The bottom line shows a 1-3 record, the same as the past two seasons that produced only a combined five wins in 32 games.

But Titans coach Mike Mularkey insists the 2016 edition of the Titans is a much better product than what has been put on the field the previous few years.

“I would say if you don’t see it, then you really don’t have any idea about football, about the NFL,” Mularkey says. “I think it’s different.”

Different? Yes. Improved? Probably. Satisfactory? Not at all.

Not yet anyway.

These Titans are somewhat better. In 2014 and ‘15, they lost 16 games by double digits. To give you some idea of just how non-competitive that is, that is half the games they played in that span.

For a league that prides itself on parity and having most games decided in the fourth quarter by a touchdown or less, that is simply awful.

This season, the Titans have had their chances to win in every game but have only pulled through once in four tries.

Worse yet, they keep finding ways to lose, whether it was Marcus Mariota’s two turnovers for scores against the Vikings; Taylor Lewan’s costly penalty against the Raiders that nullified a first-and-goal or the special teams fiasco Sunday against the Texans that got Bobby April fired.

There have been other contributing factors in each game, but those are just the most egregious issues that have played a part in the Titans’ downfall.

“Losing is losing,” Lewan says. “Of course, there’s horseshoes and hand grenades, and that’s it.

“But we need to do the little things. As a team, as a whole, we are better. Our record does not show that. We need to do the little things consistently.”

Mularkey agrees that it may no longer be a matter of not being able to compete. Instead, it’s not being consistent enough to put 60 minutes of winning football together.

“There’s a few plays – four or five plays a game – that have made a difference in the outcomes of these games,” Mularkey says. “I know in the last two years, if we’d have been down 14 points in Houston, that would not have been a pretty outcome.

“This team is competing with every team that we’ve played and had a chance to win every game we’ve played. We’ve got to find a way to win them. We’ve got to find a way to win the close ones.”

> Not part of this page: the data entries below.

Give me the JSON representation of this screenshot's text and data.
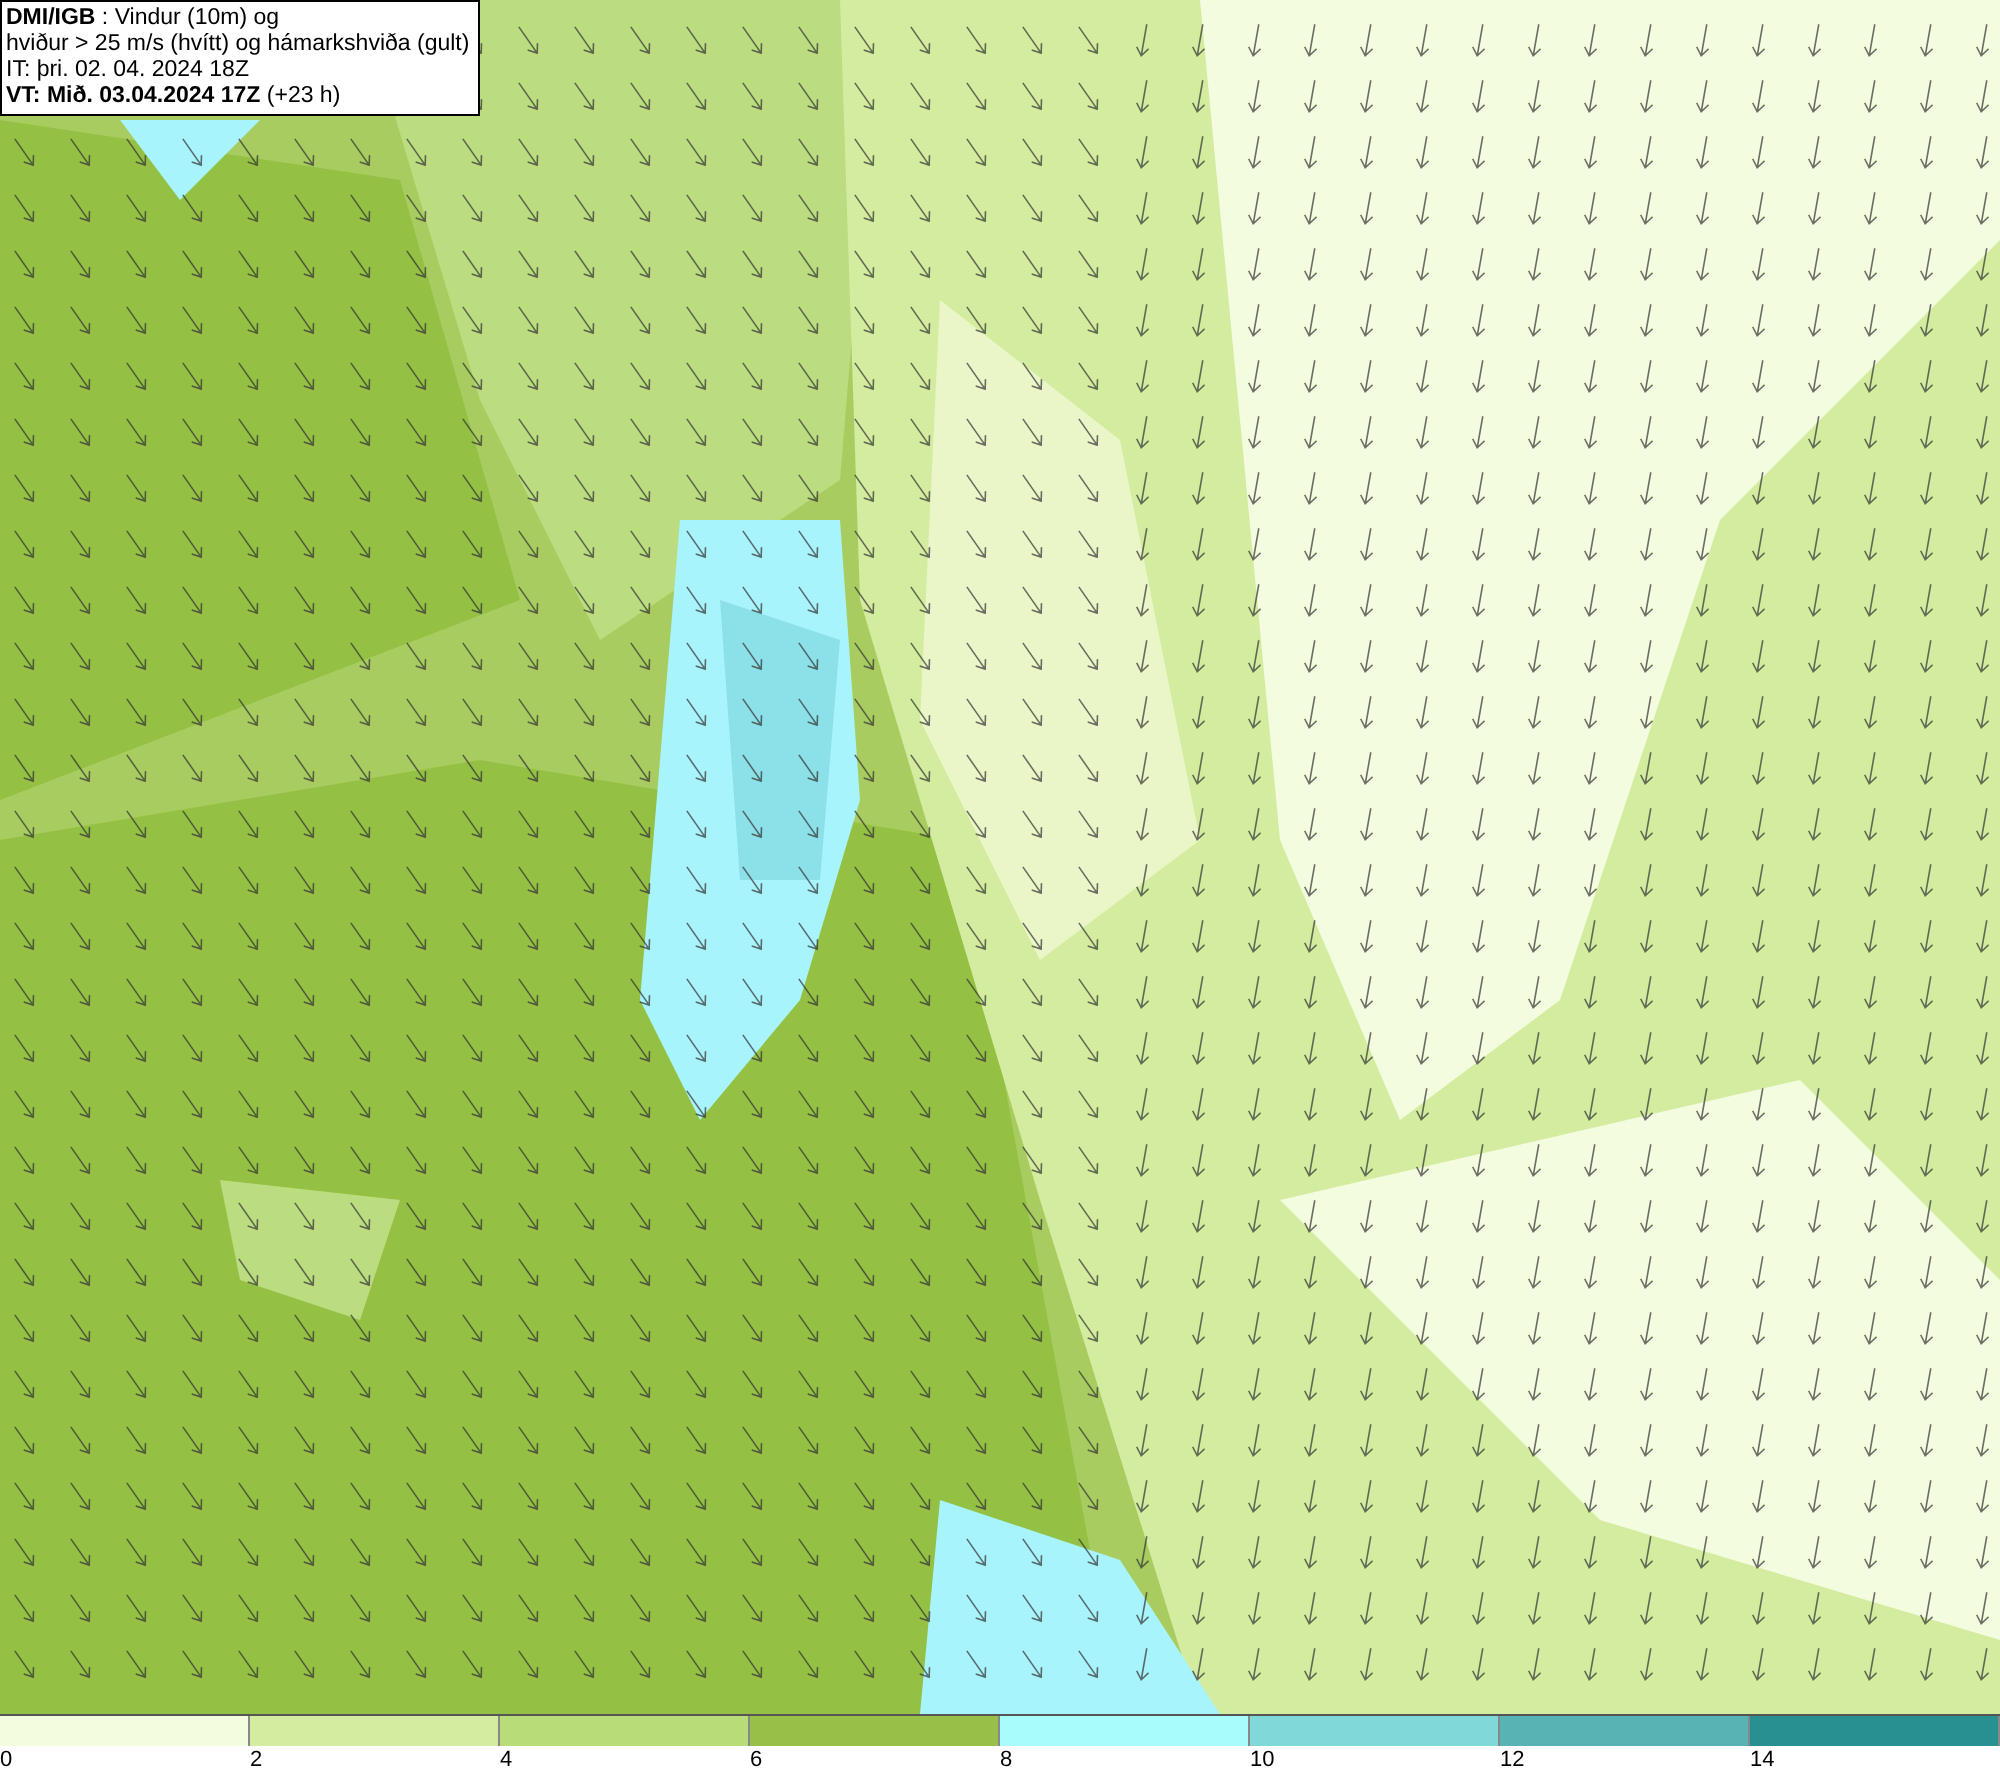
{
  "info_box": {
    "lines": [
      "**DMI/IGB** : Vindur (10m) og",
      "hviður > 25 m/s (hvítt) og hámarkshviða (gult)",
      "IT: þri. 02. 04. 2024 18Z",
      "**VT: Mið. 03.04.2024 17Z** (+23 h)"
    ]
  },
  "legend": [
    {
      "label": "0",
      "color": "#f4fce0"
    },
    {
      "label": "2",
      "color": "#d4eca0"
    },
    {
      "label": "4",
      "color": "#b8dc78"
    },
    {
      "label": "6",
      "color": "#98c048"
    },
    {
      "label": "8",
      "color": "#a8fcfc"
    },
    {
      "label": "10",
      "color": "#80d8d8"
    },
    {
      "label": "12",
      "color": "#58b4b4"
    },
    {
      "label": "14",
      "color": "#289090"
    }
  ]
}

If the Titans are truly improved, then now is the time for that theory to take root.

Yes, we know that coaches and players talk about taking it one game at a time, but we’re going to be bold here. It’s time for the Titans to take it multiple games a time.

Even at 1-3, they are entering a soft portion of their schedule. Over the next five weeks, beginning Sunday in Miami, Tennessee does not face a team with more than one win to its credit. After the Dolphins, the Titans return home to face the Browns, Colts and Jaguars before going back on the road to take on the Chargers.

Those five teams are a combined 4-16 on the year.

The good news is that those are all winnable games even for a team that hasn’t won two in a row in more than two years.

The bad news, of course, is that each of these struggling teams on the schedule are probably looking the Titans in the exact same way – a winnable game on the schedule against Tennessee.